Posted by: Chris Bernstien | Sep 19, 2012 3:00:37 PM
"Get the facts and supporting evidence at https://cadeathpenalty.webs.com and https://waiting4justice.org/."
Really now....try reading some other positions on this topic at these sites also.
(1) An article by James Clark, field organizer, ACLU of Southern California.
(2) pg 77, fiscal year 2007-2008,
(4) page 80, fiscal year 2007-2008,
(6) "Investigating the Costs of the Death Penalty in California: Insights for Future Data Collection in California, RAND Corp., 2/2008
Posted by: Inquiring minds would like to know | Sep 19, 2012 7:41:39 PM
The Chief Justice of the California Supreme Court recently observed that the death penalty in that State has become unworkable.
She probably has more insight concerning the issue than the average blog commenter.

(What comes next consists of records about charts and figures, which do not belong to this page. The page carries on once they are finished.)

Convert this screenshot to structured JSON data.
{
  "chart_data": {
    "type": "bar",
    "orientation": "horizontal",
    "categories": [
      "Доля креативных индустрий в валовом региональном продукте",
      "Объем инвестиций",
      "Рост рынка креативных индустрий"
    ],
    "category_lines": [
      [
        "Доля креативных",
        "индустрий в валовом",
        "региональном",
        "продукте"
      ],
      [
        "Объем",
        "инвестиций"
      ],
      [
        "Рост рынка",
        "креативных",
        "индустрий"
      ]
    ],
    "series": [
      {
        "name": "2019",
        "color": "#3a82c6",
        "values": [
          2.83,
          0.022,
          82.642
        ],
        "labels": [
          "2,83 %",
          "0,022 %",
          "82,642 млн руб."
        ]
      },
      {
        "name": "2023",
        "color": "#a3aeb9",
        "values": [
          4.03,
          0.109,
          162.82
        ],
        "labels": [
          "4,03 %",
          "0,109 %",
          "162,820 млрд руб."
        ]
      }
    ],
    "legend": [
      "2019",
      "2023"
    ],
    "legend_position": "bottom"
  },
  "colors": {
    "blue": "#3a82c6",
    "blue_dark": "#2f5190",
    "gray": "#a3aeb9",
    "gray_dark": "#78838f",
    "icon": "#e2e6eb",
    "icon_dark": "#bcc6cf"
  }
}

Posted by: Jumping Jack Flash | Sep 19, 2012 10:22:49 PM
She and the other justices are thinking prospectively about 700 plus death penalty cases to hear on direct appeal and postconviction. Also, the possibility of cases being sent back by federal courts to exhaust claims.
It is intimidating to them when they see how many cases there are and the time they will have to invest.
Posted by: DaveP | Sep 19, 2012 11:03:32 PM
Jumping Jack Flash --
"The Chief Justice of the California Supreme Court recently observed that the death penalty in that State has become unworkable."
What's been done can be undone. The problems with the California DP do not arise from the Constitution -- we know that from the SCOTUS. They arise from the sub-Constitutional legislative and judicial procedures in that state, and not one of those procedures cannot be changed into something workable.